Más se acercaba la noche, más brillaba la sonrisa de Cachila y su alegría se repetía en la remera de Barack Obama que acababa de estrenar y había elegido especialmente para la ocasión. Los argentinos también dijeron presente entre las 40 mil personas que asistieron al primer capítulo del jolgorio. Era entretenido y filosófico ver a esposas con cara de loro retratando a sus maridos junto a señoritas que con sus plumas hacían pensar, más que en aves, en ángeles morochos. Hubo quien alquiló una azotea para mandarse un asadito y otros que como Pelu –un compatriota con cara de atorrante– prefirieron estar cerca de la calle. Haciendo ejercicios para su cuello contracturado, Pelu justificó la decisión: “Yo vine para convertirme en ‘lomonauta’, navegante entre el mar de lomos. No me muevo de acá”.
Como siempre, el fuego fue un ingrediente importante de la previa.

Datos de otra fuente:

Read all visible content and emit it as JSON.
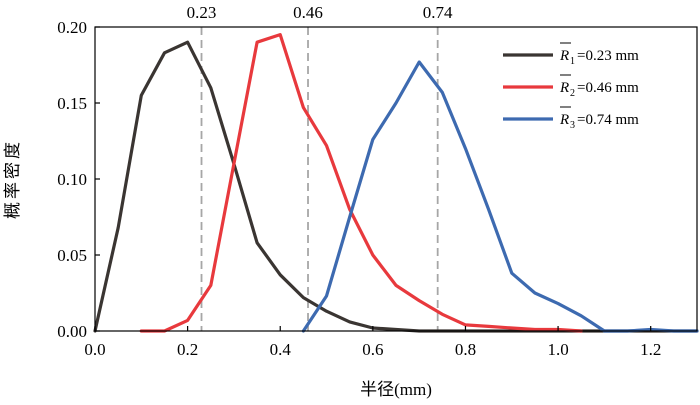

Las llamas son indispensables para lo que los candomberos llaman “templar las lonjas”, es decir, dar calor a los cueros de los instrumentos para que suenen mejor. En consecuencia, las fogatas que se habían iniciado tímidamente se volvieron constelación, avivadas por el viento de la rambla que da al Río de la Plata.
En ronda, un grupo de montevideanos aprovechaba para repetirles a los extranjeros que no hay que confundir las comparsas con las murgas. “Se centran en el trabajo de la percusión, las bailarinas, las vedettes y las coreografías con arquetipos populares, más que en el canto o los espectáculos ‘teatrales’. Y cada comparsa tiene entre cien y ciento veinte integrantes, en tanto que las murgas uruguayas rondan los diecisiete. De esa multitud, entre setenta y ochenta personas se encargan de los tambores, que se dividen en pianos, chicos o repiques”, aleccionaba Selva, una argentina que se hartó de Buenos Aires y empezó a gritar los goles de la Celeste. Multiplicando esas cifras por veinticuatro –ése era el número de conjuntos que actuaban– se puede tener una idea del sonido atronador que ponía a bailar a la ciudad a eso de las nueve.
Los más grandes les marcaban el ritmo a los chiquilines: “Borocotó-borocotó-chás chás”. La onomatopeya se voceaba de acá para allá como una partitura invisible, sin que la coincidencia con cierto apellido implicara ganas de pasarse a otra compañía. Ya en la calle Isla de Flores, se levantaron estandartes con colores que representaban a naciones africanas. Detrás venían las estrellas y las lunas, en reconocimiento a los que no están y a lo nocturno como refugio de la libertad. Siguiendo la fila sacudían la cadera las “mamás viejas”, figuras que antiguamente eran encarnadas por esclavas mayores que se ponían ropa usada de sus patronas y las parodiaban. Pegaditos iban los gramilleros, ancianos que caminan como en trance, supuestamente afectados por el amor hacia las jovatas y por las hierbas “medicinales” que llevan en una valijita.
En el palco oficial, los senadores Jorge Larrañaga y José “Pepe” Mujica –probables candidatos a presidente para las elecciones de octubre, por el Partido Nacional y el Frente Amplio, respectivamente– intercambiaban impresiones a menos de un metro de distancia, en un gesto político que sería extraño en otras latitudes. No muy lejos andaba Pedro, hijo del dictador Juan María Bordaberry. “Entiendo que estés confundido –asentía un uruguayo con pinta de manejar el ambiente–. Lo que pasa es que acá tenemos una cultura política distinta a la de ustedes. Esos dos pueden opinar diferente, pero nadie los va a cuestionar por compartir una grada. Menos si todos están bailando.” ¿La lluvia? Bien, gracias.